No entanto, Deus deixou escrito em sua Palavra, que existem coisas que os cristãos devem observar para que não sejamos motivo de tropeço para aqueles que são fracos na fé.
No texto de Hebreus 12 encontramos duas exortações:
A primeira mostra que devemos buscar viver em paz. Eu bem sei que muitas vezes isso é difícil, pois existem pessoas de personalidades e temperamentos difíceis de suportar. Mas o apóstolo Paulo escreveu aos Romanos: “Se for possível, quanto depender de vós, tende paz com todos os homens” (Romanos 12. 18). Muitas vezes as dificuldades que sobrevém sobre nossa vida é resultado de uma vivencia sem paz. Onde não somos capazes de nos humilhar, e deixamos a arrogância falar mais forte em certos momentos, principalmente naqueles em que a melhor coisa a ser feito é se calar.
A segundo coisa que o autor de Aos Hebreus nos mostra é que há uma necessidade de nos separar.

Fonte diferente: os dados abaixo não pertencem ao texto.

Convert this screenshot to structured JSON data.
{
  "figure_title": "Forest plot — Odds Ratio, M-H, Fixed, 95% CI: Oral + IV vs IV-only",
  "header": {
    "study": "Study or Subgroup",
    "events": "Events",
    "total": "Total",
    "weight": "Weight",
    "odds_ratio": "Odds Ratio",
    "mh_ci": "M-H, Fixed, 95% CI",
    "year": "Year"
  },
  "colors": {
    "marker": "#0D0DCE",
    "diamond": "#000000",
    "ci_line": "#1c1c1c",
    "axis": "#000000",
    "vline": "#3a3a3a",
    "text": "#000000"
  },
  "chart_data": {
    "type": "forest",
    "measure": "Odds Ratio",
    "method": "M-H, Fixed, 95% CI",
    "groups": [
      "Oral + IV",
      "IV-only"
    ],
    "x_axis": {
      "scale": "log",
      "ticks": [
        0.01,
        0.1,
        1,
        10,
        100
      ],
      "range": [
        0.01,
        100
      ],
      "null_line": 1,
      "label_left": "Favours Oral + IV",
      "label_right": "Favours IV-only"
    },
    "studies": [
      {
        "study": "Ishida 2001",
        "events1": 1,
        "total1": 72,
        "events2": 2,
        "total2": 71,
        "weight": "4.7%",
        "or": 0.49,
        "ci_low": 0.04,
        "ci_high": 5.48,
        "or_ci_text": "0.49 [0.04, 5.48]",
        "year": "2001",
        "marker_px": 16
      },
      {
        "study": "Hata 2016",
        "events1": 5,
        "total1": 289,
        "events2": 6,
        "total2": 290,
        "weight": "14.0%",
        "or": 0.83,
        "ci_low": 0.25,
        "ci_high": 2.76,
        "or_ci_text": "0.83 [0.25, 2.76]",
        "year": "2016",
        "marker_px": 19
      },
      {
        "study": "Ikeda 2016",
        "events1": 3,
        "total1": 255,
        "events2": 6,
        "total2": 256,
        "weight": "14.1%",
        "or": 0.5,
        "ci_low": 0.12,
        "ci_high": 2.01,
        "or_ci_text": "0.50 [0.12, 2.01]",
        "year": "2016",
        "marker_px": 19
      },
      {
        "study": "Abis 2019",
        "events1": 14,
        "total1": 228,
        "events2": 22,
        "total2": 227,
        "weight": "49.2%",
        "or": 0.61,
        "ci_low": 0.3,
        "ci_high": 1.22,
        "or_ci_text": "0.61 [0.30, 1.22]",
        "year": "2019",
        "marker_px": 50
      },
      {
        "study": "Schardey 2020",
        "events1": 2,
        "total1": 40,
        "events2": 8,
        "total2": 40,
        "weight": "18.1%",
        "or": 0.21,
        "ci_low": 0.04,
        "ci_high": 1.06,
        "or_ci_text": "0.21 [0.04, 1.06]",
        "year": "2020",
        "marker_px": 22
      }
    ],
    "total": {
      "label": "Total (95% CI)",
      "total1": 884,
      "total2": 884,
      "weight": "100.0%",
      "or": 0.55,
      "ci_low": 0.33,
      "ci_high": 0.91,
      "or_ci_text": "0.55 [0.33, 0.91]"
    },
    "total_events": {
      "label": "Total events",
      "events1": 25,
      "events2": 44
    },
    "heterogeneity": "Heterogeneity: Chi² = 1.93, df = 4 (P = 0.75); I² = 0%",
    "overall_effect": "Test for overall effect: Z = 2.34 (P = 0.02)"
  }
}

O mesmo nos ensina o Salmo 1: “Bem-aventurado o homem que não anda segundo o conselho dos ímpios, nem se detém no caminho dos pecadores, nem se assenta na roda dos escarnecedores; antes tem seu prazer na lei do Senhor, e na sua lei medita de dia e noite. Pois será como a árvore plantada junto às correntes de águas, a qual dá o seu fruto na estação própria, e cuja folha não cai; e tudo quanto fizer prosperará. Não são assim os ímpios, mas são semelhantes à moinha que o vento espalha. Pelo que os ímpios não subsistirão no juízo, nem os pecadores na congregação dos justos; porque o Senhor conhece o caminho dos justos, mas o caminho dos ímpios conduz à ruína”.
Várias vezes estamos em dificuldades porque começamos a agir e a nos envolver com pessoas que não amam, não respeitam e ignoram a Deus.
No Antigo Testamento, encontramos um homem levando para o povo uma mensagem de Deus: “Disse Josué também ao povo: Santificai-vos, porque amanhã o Senhor fará maravilhas no meio de vós” (Josué 3. 5).
Além de buscar viver em paz e nos separarmos, aprendemos que é preciso crer nas promessas divinas para o seu povo em todos os tempos e nos firmarmos em seus valores.